Re: [TinkerPop] What is the fundamental bytecode for TP4?

2019-03-30 Thread Marko Rodriguez
Hello,

> (As in SQL to "guide" (force?) you, then PL/SQL or TSQL or UDFs, etc.)  The 
> core should be simple, but not too simple, and avoid redundancy.


If you look at how I currently have it set up, we have “core instruction set” 
and “common instruction set.” Common is your standard count, group, sum, 
repeat, etc (~20 instructions). Core is only 6 instructions — branch, initial, 
map, flatmap, filter, and reduce. Every time an instruction is added to common, 
the respective core instruction is also added. The test suite for Pipes uses 
common and the test suite for Beam uses core. By just riding out these two 
instruction set branches I hope to see a pattern emerge and perhaps a 
“common/core instruction set” can be converged upon.

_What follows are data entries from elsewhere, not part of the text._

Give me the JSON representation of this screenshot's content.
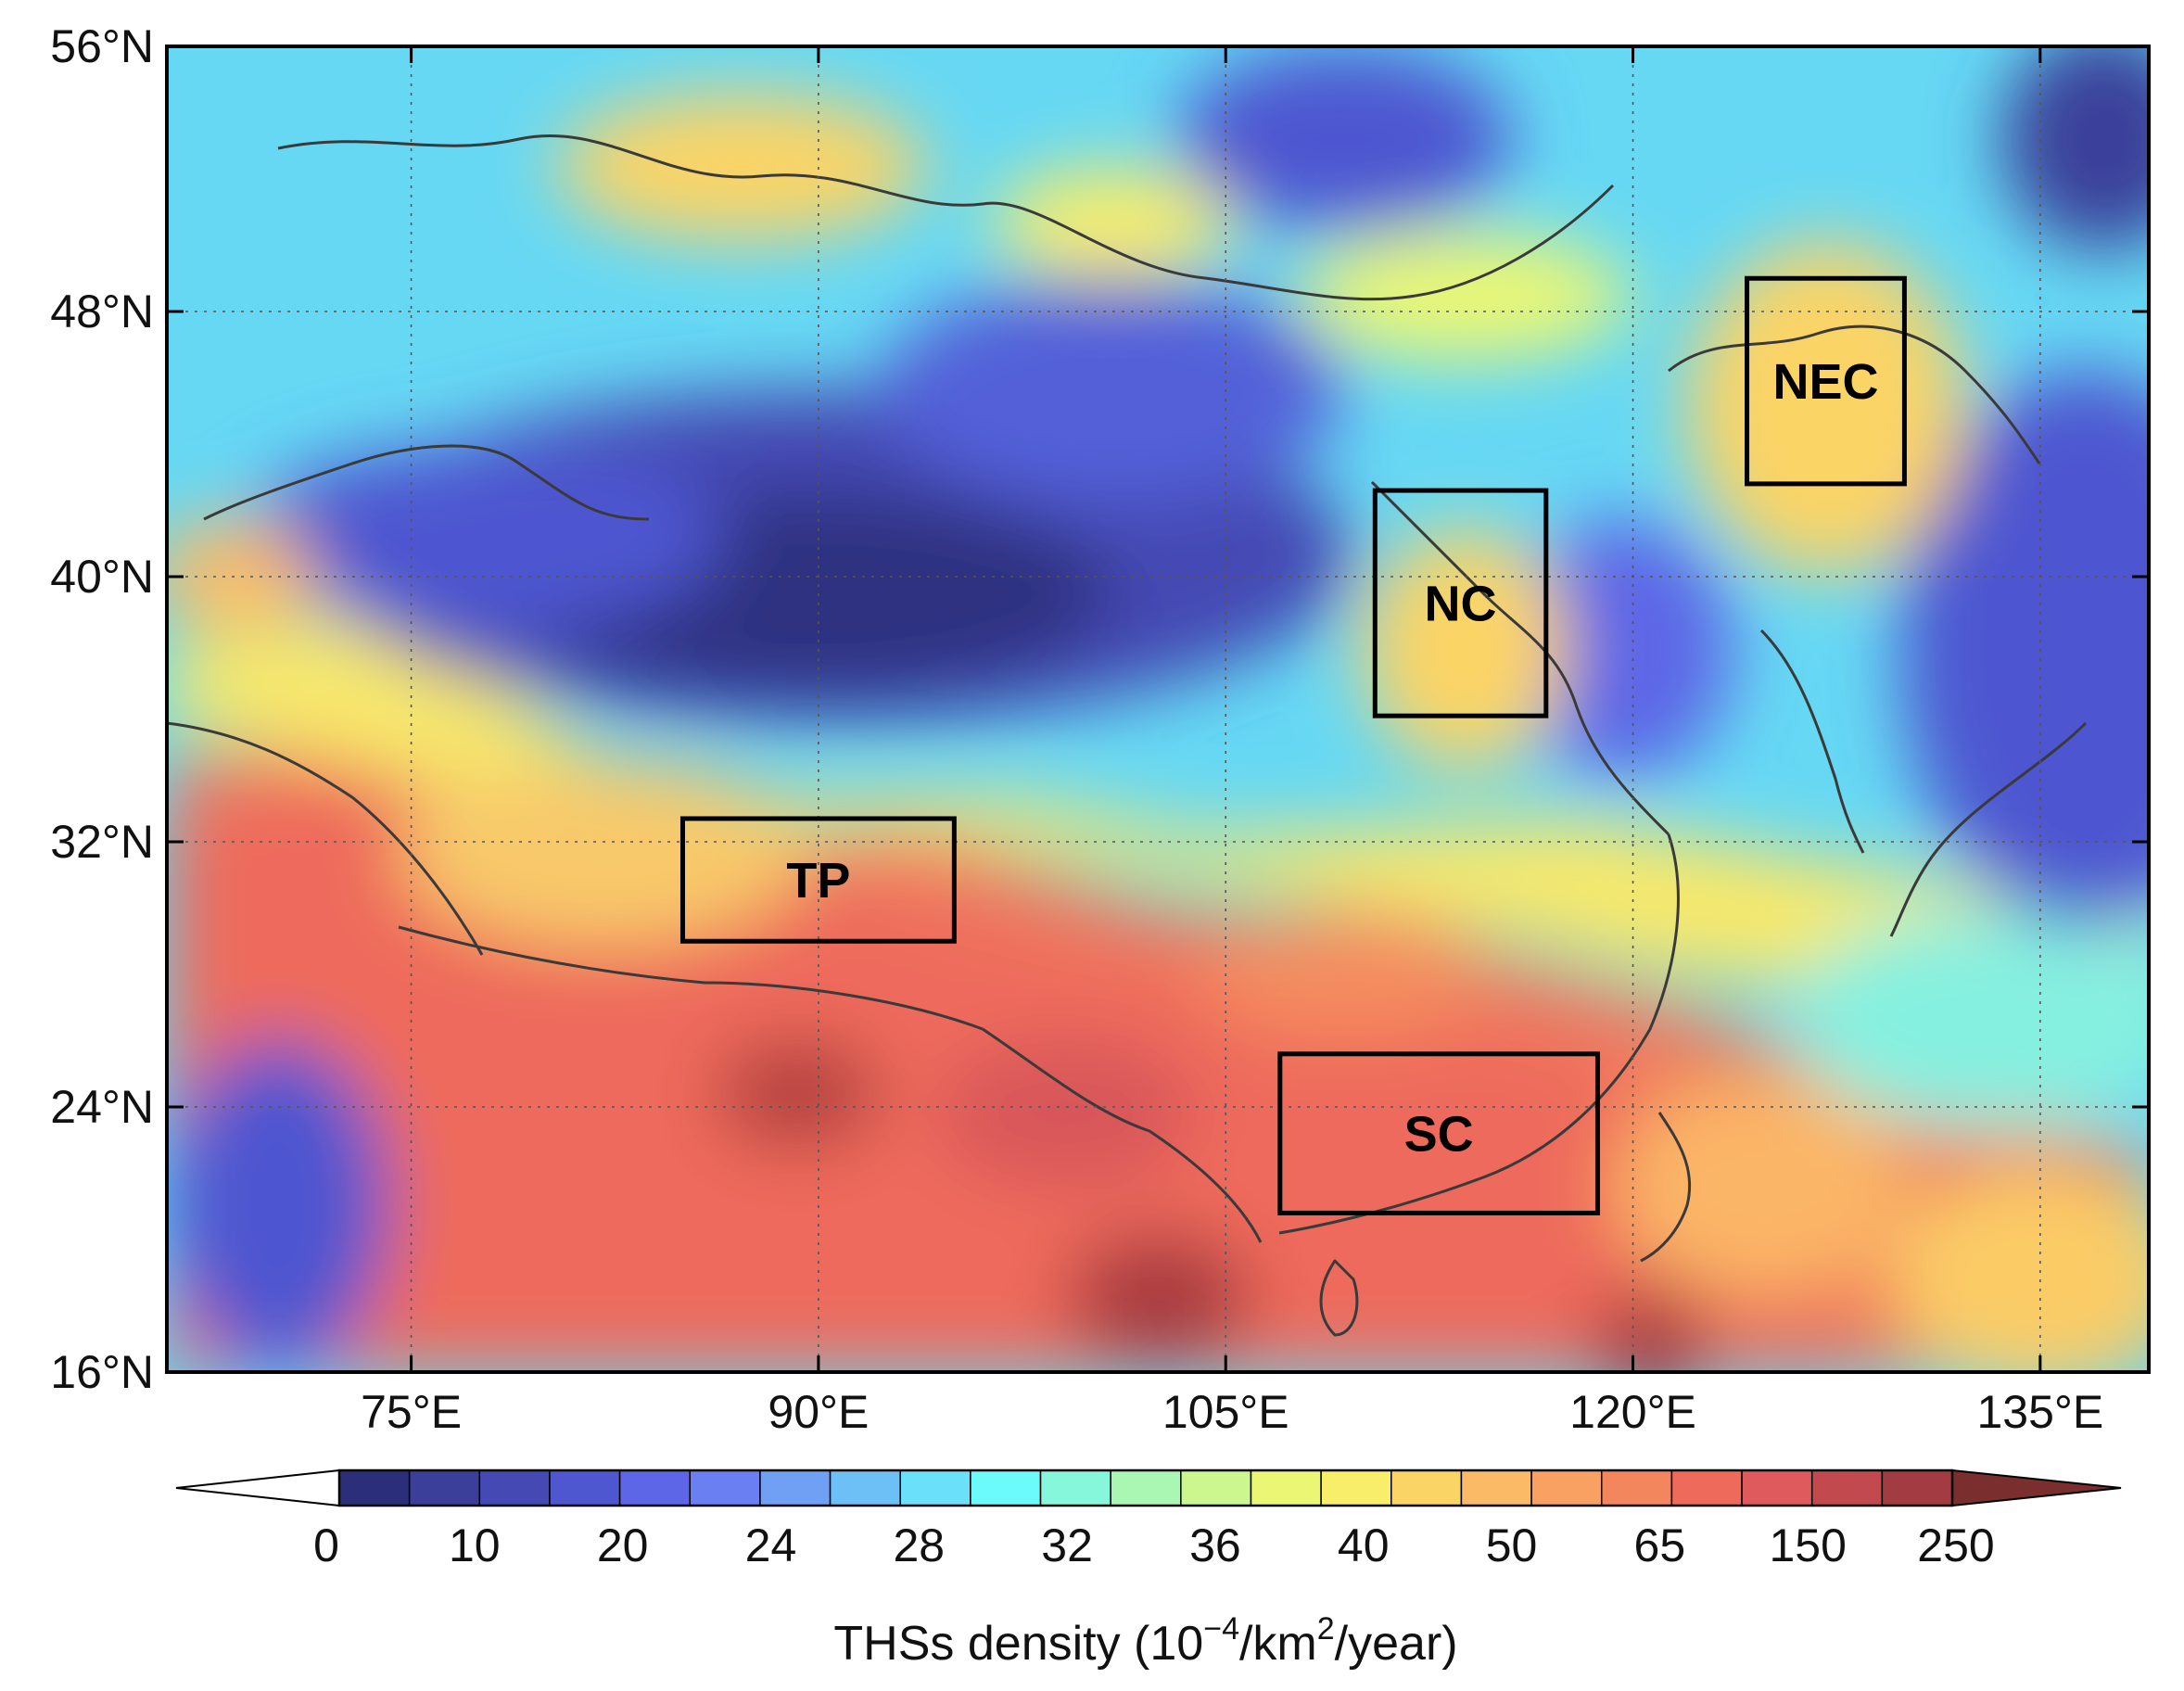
{
  "map": {
    "lon_range": [
      66,
      139
    ],
    "lat_range": [
      16,
      56
    ],
    "lon_ticks": [
      {
        "value": 75,
        "label": "75°E"
      },
      {
        "value": 90,
        "label": "90°E"
      },
      {
        "value": 105,
        "label": "105°E"
      },
      {
        "value": 120,
        "label": "120°E"
      },
      {
        "value": 135,
        "label": "135°E"
      }
    ],
    "lat_ticks": [
      {
        "value": 56,
        "label": "56°N"
      },
      {
        "value": 48,
        "label": "48°N"
      },
      {
        "value": 40,
        "label": "40°N"
      },
      {
        "value": 32,
        "label": "32°N"
      },
      {
        "value": 24,
        "label": "24°N"
      },
      {
        "value": 16,
        "label": "16°N"
      }
    ],
    "grid": "dotted",
    "regions": [
      {
        "id": "nec",
        "label": "NEC",
        "lon": [
          124.2,
          130.0
        ],
        "lat": [
          42.8,
          49.0
        ]
      },
      {
        "id": "nc",
        "label": "NC",
        "lon": [
          110.5,
          116.8
        ],
        "lat": [
          35.8,
          42.6
        ]
      },
      {
        "id": "tp",
        "label": "TP",
        "lon": [
          85.0,
          95.0
        ],
        "lat": [
          29.0,
          32.7
        ]
      },
      {
        "id": "sc",
        "label": "SC",
        "lon": [
          107.0,
          118.7
        ],
        "lat": [
          20.8,
          25.6
        ]
      }
    ]
  },
  "colorbar": {
    "title_main": "THSs density (10",
    "title_exp1": "−4",
    "title_mid": "/km",
    "title_exp2": "2",
    "title_end": "/year)",
    "labels": [
      "0",
      "10",
      "20",
      "24",
      "28",
      "32",
      "36",
      "40",
      "50",
      "65",
      "150",
      "250"
    ],
    "under_color": "#ffffff",
    "over_color": "#7a2e2e",
    "colors": [
      "#2b2f7a",
      "#3b3f9a",
      "#4449b4",
      "#4e56d0",
      "#5d66e6",
      "#6a80f2",
      "#6fa0f3",
      "#6dc0f6",
      "#6ae0fb",
      "#6cfbfb",
      "#86f7da",
      "#a9f7b2",
      "#cbf78e",
      "#ebf774",
      "#f8ee6a",
      "#fbd466",
      "#fbbb66",
      "#f8a162",
      "#f3865c",
      "#ee6b5c",
      "#df5a5c",
      "#c24a4f",
      "#a33c42"
    ]
  },
  "colors": {
    "frame": "#000000",
    "border_line": "#3a3a3a",
    "grid": "#555555"
  }
}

And yes, redundancy is a big flaw in the TP3 instruction set. This popped up on 
the radar early due to the stream ring theory article and initial stabs on TP4 
development. I suspect that the common instruction set will have 1/3 of the 
instructions of TP3.

> I kinda wonder if it just shoves the complexity down into analyzing the 
> arguments of the instructions themselves or other contexts associated with 
> the instructions.maybe too early to tell. I'm just really hoping that 
> TP4 can offer what TP3 didn't, which was an easy way to reason about complex 
> query patterns. we promised that with "tools" in TP3 but those never really 
> materialized (attempts were made, but nothing seemed to stick really).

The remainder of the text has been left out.